(fot. Kamil Kozioł)
To był jeden z najbardziej wyczekiwanych debiutów w polskim boksie zawodowym w tym roku
Pochodzący z Dorohuska Michał Soczyński to wielokrotny medalista mistrzostw Polski w różnych kategoriach wiekowych. Na swoim koncie ma m.in. tytuł mistrza Polski seniorów w boksie olimpijskim. W wieku 22 lat postanowił jednak porzucić amatorskie pięściarstwo i przejść na formułę zawodową. – Do tego kroku zmusiła mnie sytuacja życiowa. Podczas zgrupowania na Ukrainie, kiedy walczyłem w barwach reprezentacji Polski, złamałem rękę. Okazało się, że z kontuzją oraz związanymi z nią wydatkami zostałem zupełnie sam. Polski Związek Bokserski kompletnie odwrócił się ode mnie. W tym czasie dostałem propozycję przejścia na zawodowstwo i postanowiłem ją przyjąć – tłumaczył Michał Soczyński.
Nic więc dziwnego, że jego debiut na zawodowym ringu wzbudził potężne emocje. Jego pierwszym rywalem miał być Michał Czykiel. Zawodnik z Kołobrzegu jednak w ostatniej chwili zgłosił kontuzję ręki, dlatego w zastępstwie na zamku w Gniewie pojawił się Piotr Rzyman. To pięściarz solidny, ale jednak o klasę gorszy od Czykiela.

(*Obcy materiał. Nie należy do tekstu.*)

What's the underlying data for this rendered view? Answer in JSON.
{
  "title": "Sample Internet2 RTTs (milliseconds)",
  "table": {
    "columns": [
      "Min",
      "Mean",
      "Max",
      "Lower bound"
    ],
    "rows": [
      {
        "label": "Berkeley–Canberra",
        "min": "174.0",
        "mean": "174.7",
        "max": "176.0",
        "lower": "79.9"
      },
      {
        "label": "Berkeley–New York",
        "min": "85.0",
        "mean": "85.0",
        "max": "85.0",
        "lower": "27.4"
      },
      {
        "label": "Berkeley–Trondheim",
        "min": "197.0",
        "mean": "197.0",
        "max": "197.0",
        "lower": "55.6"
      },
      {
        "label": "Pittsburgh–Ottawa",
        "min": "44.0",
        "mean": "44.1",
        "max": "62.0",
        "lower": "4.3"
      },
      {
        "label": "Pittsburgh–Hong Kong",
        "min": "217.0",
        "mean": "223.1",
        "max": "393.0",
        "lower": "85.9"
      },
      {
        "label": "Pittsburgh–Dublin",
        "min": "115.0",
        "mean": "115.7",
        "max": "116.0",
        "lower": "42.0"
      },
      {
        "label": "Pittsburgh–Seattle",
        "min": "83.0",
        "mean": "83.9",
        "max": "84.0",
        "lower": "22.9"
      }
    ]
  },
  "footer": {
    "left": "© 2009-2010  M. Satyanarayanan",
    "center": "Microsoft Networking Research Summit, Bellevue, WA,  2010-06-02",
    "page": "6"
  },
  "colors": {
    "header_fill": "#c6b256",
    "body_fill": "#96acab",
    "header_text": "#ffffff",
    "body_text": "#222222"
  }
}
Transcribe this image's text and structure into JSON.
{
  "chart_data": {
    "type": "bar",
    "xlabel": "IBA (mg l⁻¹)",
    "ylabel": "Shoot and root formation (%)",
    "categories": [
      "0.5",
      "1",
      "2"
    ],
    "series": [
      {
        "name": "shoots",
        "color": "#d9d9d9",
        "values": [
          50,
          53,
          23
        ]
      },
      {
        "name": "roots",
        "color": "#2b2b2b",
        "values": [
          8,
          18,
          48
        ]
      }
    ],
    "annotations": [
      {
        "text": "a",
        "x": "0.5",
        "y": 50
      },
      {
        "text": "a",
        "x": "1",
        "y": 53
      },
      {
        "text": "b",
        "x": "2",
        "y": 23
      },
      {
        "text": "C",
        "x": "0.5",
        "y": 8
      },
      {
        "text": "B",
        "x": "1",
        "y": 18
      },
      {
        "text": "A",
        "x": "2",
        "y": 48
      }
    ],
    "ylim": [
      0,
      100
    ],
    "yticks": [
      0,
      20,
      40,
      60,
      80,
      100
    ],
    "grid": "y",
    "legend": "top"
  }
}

Ta zmiana wyszła jednak na dobre zawodnikowi przygotowującemu się w Starej Szkole Boksu Lublin. Soczyński przystąpił do walki z niewyleczonym do końca złamaniem prawej dłoni, co sprawiło, że większość ciosów zadawał tylko lewą ręką. To wystarczyło na Rzymana, który zainkasował niesamowitą liczbę bomb. Soczyński momentami sprawiał wrażenie, jakby chciał urwać głowę swojemu przeciwnikowi. Być może bił nawet zbyt mocno, bo Rzyman w końcu uodpornił się na te uderzenia i zapomniał o bólu. W dotrwaniu do końca czterorundowego pojedynku nie przeszkodziła mu nawet kontuzja nosa, z którego krew lała się wyjątkowo obficie. Wydaje się, że sędzia mógł ten pojedynek przerwać już w trzeciej rundzie, ale pozwolił pięściarzom poboksować jeszcze przez kilka minut. Soczyński w końcu pogodził się z faktem, że nie uda mu się wygrać przez nokaut i spokojnie dotrwał do ostatniego gongu. Po nim sędziowie jednomyślnie wskazali na zwycięzcę podopiecznego Władysława Maciejewskiego i Karoliny Michalczuk.
- Przeciwnik walczył bardzo dobrze i mam w stosunku do niego olbrzymi szacunek. Dużo pracy przede mną, bo zdaję sobie sprawę, że nie był to idealny pojedynek. Czuję się dobrze w zawodowym ringu i mam nadzieję, że będę robi systematyczne postępy. Chcę walczyć z coraz lepszymi rywalami – powiedział na antenie Polsatu Sport Fight Michał Soczyński. – O tym pojedynku nie ma co za dużo mówić. Michał wygrał bardzo zdecydowanie i kompletnie rozbił swojego rywala. Momentami, aż przykro było patrzeć na to, jak go okładał. On boksował tylko jedną ręką, bo prawą miał tak spuchniętą, że nie chciała zmieścić się w rękawice. Musi ją wyleczyć i myślę, że w marcu ponownie pojawi się w ringu – mówi Władysław Maciejewski, trener Starej Szkoły Boksu Lublin.